Die Nachfolge von Schwester Benedikta soll jetzt doch aus den bisher eingegangenen Bewerbungen erkoren werden: Die Bürgergemeinde Solothurn will die Neuwahl aus einem Quartett weiterverfolgen. «Eigentlich verfügen wir nur über 22 Bewerbungen. 40 Interessierte haben sich zwar bei uns wegen des Einsiedler-Postens gemeldet, aber nicht alle dann auch konkret eine Bewerbung verfasst», erklärt Bürgergemeindepräsident Sergio Wyniger.

Die Bürgergemeinde hatte den Job nicht breiter inseriert, sondern nur eine Ausschreibung auf ihrer Homepage veranlasst, was für das wesentlich geringere Interesse als bei der letzten Ausschreibungsrunde gesorgt hat.
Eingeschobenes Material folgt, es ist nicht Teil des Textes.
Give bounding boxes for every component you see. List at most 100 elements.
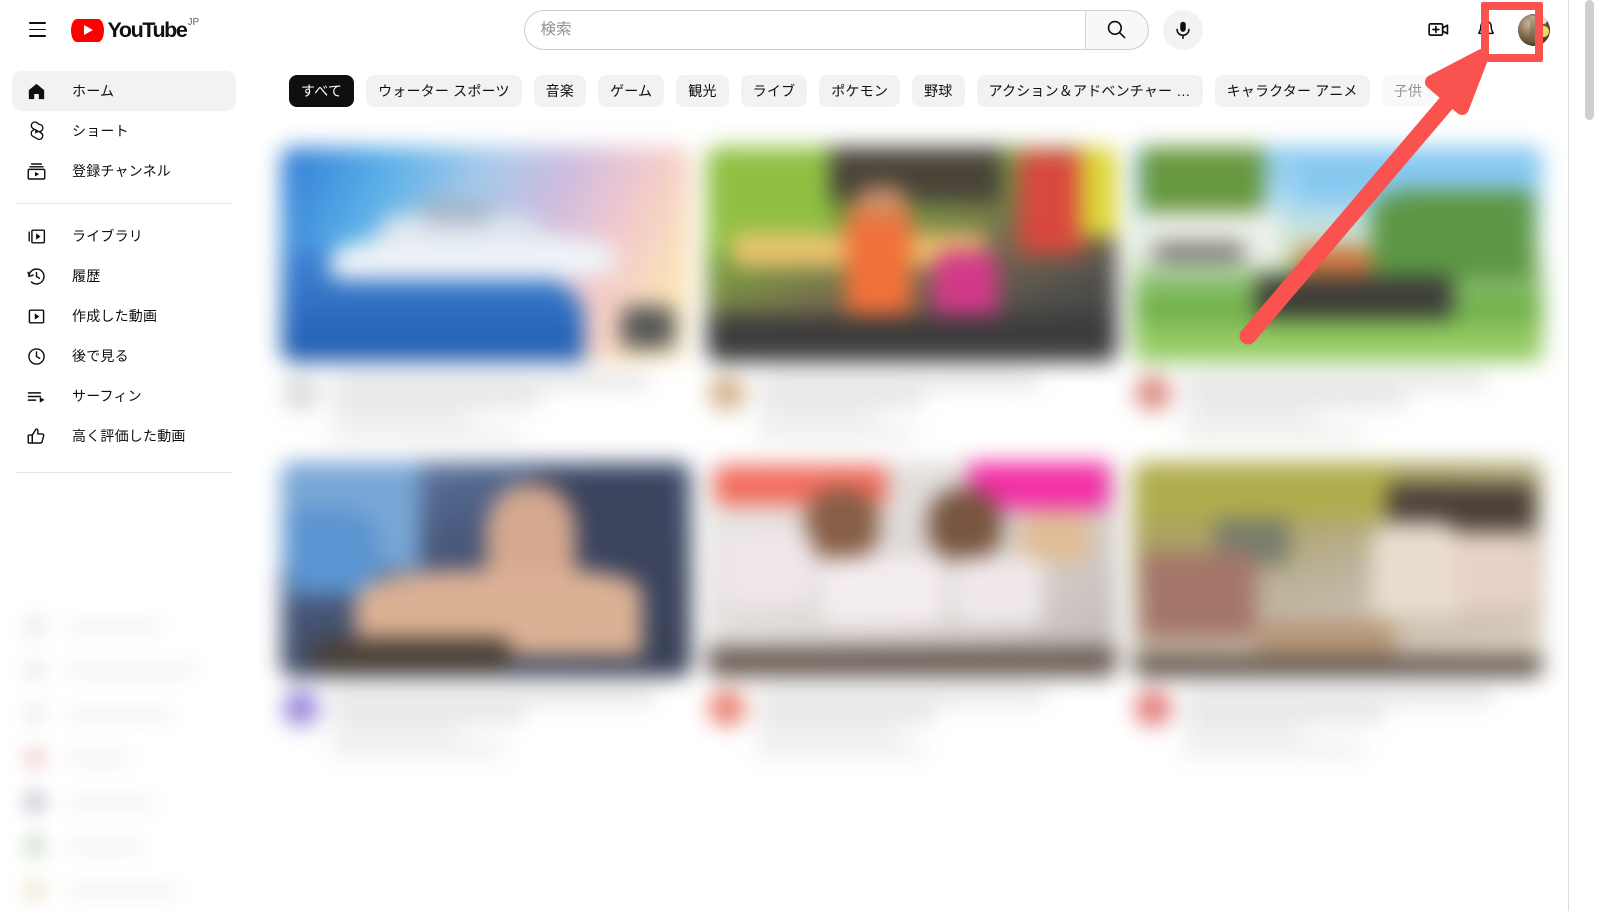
sidebar-label-playlist: サーフィン: [72, 388, 142, 404]
video-channel: [331, 414, 475, 423]
video-title: [1183, 376, 1486, 387]
page-scrollbar-thumb[interactable]: [1585, 0, 1594, 120]
video-text: [1183, 690, 1543, 761]
list-item: [0, 824, 248, 868]
youtube-logo[interactable]: YouTube JP: [71, 17, 199, 43]
video-title: [331, 376, 648, 387]
search-box[interactable]: [523, 9, 1085, 50]
video-stats: [1183, 430, 1363, 439]
home-icon: [24, 79, 48, 103]
chip-action-adventure[interactable]: アクション＆アドベンチャー …: [976, 75, 1203, 107]
sidebar-item-your-videos[interactable]: 作成した動画: [12, 296, 236, 336]
chip-kids[interactable]: 子供: [1381, 75, 1435, 107]
sidebar-item-watch-later[interactable]: 後で見る: [12, 336, 236, 376]
list-item: [0, 736, 248, 780]
sidebar-item-liked-videos[interactable]: 高く評価した動画: [12, 416, 236, 456]
video-grid-container: [248, 123, 1568, 911]
chip-live[interactable]: ライブ: [740, 75, 808, 107]
sidebar-label-your-videos: 作成した動画: [72, 308, 158, 324]
video-title-line2: [1183, 395, 1407, 406]
search-icon[interactable]: [1084, 9, 1149, 50]
video-stats: [757, 430, 916, 439]
list-item: [0, 868, 248, 911]
library-icon: [24, 224, 48, 248]
video-text: [757, 375, 1117, 446]
channel-avatar: [283, 690, 319, 726]
video-card[interactable]: [1133, 147, 1543, 446]
list-item: [0, 692, 248, 736]
video-meta: [707, 677, 1117, 761]
masthead-center: [308, 9, 1418, 50]
video-channel: [757, 729, 901, 738]
video-meta: [1133, 362, 1543, 446]
youtube-play-icon: [71, 18, 104, 42]
video-thumbnail[interactable]: [707, 462, 1117, 677]
video-card[interactable]: [281, 462, 691, 761]
video-text: [1183, 375, 1543, 446]
search-input[interactable]: [540, 20, 1085, 39]
video-thumbnail[interactable]: [281, 147, 691, 362]
list-item: [0, 780, 248, 824]
create-video-icon[interactable]: [1418, 10, 1458, 50]
chip-music[interactable]: 音楽: [533, 75, 587, 107]
chip-baseball[interactable]: 野球: [912, 75, 965, 107]
video-thumbnail[interactable]: [707, 147, 1117, 362]
sidebar-subscriptions-blurred: [0, 575, 248, 911]
page-scrollbar-track[interactable]: [1568, 0, 1600, 911]
video-title-line2: [1183, 710, 1385, 721]
video-card[interactable]: [1133, 462, 1543, 761]
notifications-bell-icon[interactable]: [1466, 10, 1506, 50]
history-icon: [24, 264, 48, 288]
playlist-icon: [24, 384, 48, 408]
sidebar-item-library[interactable]: ライブラリ: [12, 216, 236, 256]
list-item: [0, 648, 248, 692]
sidebar-item-shorts[interactable]: ショート: [12, 111, 236, 151]
channel-avatar: [1135, 690, 1171, 726]
microphone-icon[interactable]: [1162, 9, 1203, 50]
chip-sightseeing[interactable]: 観光: [676, 75, 729, 107]
chip-all[interactable]: すべて: [289, 75, 355, 107]
video-stats: [1183, 745, 1363, 754]
chip-gaming[interactable]: ゲーム: [598, 75, 665, 107]
video-title: [757, 376, 1038, 387]
video-channel: [1183, 414, 1320, 423]
video-title-line2: [331, 710, 526, 721]
filter-chips-scroll[interactable]: すべて ウォーター スポーツ 音楽 ゲーム 観光 ライブ ポケモン 野球 アクシ…: [248, 75, 1435, 107]
sidebar-label-watch-later: 後で見る: [72, 348, 129, 364]
video-text: [331, 690, 691, 761]
video-thumbnail[interactable]: [1133, 462, 1543, 677]
video-channel: [757, 414, 880, 423]
video-text: [757, 690, 1117, 761]
video-channel: [331, 729, 461, 738]
video-thumbnail[interactable]: [281, 462, 691, 677]
shorts-icon: [24, 119, 48, 143]
video-meta: [707, 362, 1117, 446]
chip-pokemon[interactable]: ポケモン: [819, 75, 901, 107]
video-title-line2: [757, 395, 923, 406]
video-grid: [248, 123, 1568, 761]
sidebar-divider-2: [16, 472, 232, 473]
video-title: [1183, 691, 1493, 702]
masthead-left: YouTube JP: [0, 10, 330, 50]
sidebar-section-heading-blurred: [0, 575, 248, 604]
hamburger-menu-icon[interactable]: [17, 10, 57, 50]
video-title: [331, 691, 655, 702]
chip-water-sports[interactable]: ウォーター スポーツ: [366, 75, 522, 107]
thumbs-up-icon: [24, 424, 48, 448]
channel-avatar: [709, 690, 745, 726]
video-thumbnail[interactable]: [1133, 147, 1543, 362]
video-card[interactable]: [707, 462, 1117, 761]
video-card[interactable]: [707, 147, 1117, 446]
sidebar: ホーム ショート 登録チャンネル ライブラリ 履歴 作成した動画 後で見る サー…: [0, 59, 248, 911]
video-title: [757, 691, 1045, 702]
youtube-logo-text: YouTube: [107, 17, 188, 42]
sidebar-item-playlist[interactable]: サーフィン: [12, 376, 236, 416]
sidebar-item-home[interactable]: ホーム: [12, 71, 236, 111]
sidebar-item-subscriptions[interactable]: 登録チャンネル: [12, 151, 236, 191]
video-card[interactable]: [281, 147, 691, 446]
hamburger-bars: [28, 22, 46, 37]
chip-character-anime[interactable]: キャラクター アニメ: [1214, 75, 1370, 107]
sidebar-item-history[interactable]: 履歴: [12, 256, 236, 296]
avatar-slot: [1514, 10, 1554, 50]
avatar[interactable]: [1518, 13, 1550, 46]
Vor fast genau zwei Jahren war Schwester Benedikta notabene mit einem Einervorschlag aus 119 Bewerbungen für das Amt in der Verenaschlucht auserkoren worden. Damals hatte die Bürgergemeinde auch etliche Bewerbungen aus dem süddeutschen Raum erhalten.

Nicht unter Zeitdruck

Die Einsiedelei-Kommission unter der Führung von Therese Fröhlicher hatte sich zusammen mit Wyniger in einer extra anberaumten Sitzung für die jetzige Viererevaluation entschlossen. «Wir nehmen die vier Bewerbungen jetzt genauer unter die Lupe und stellen dem Bürgerrat als Wahlgremium Antrag.»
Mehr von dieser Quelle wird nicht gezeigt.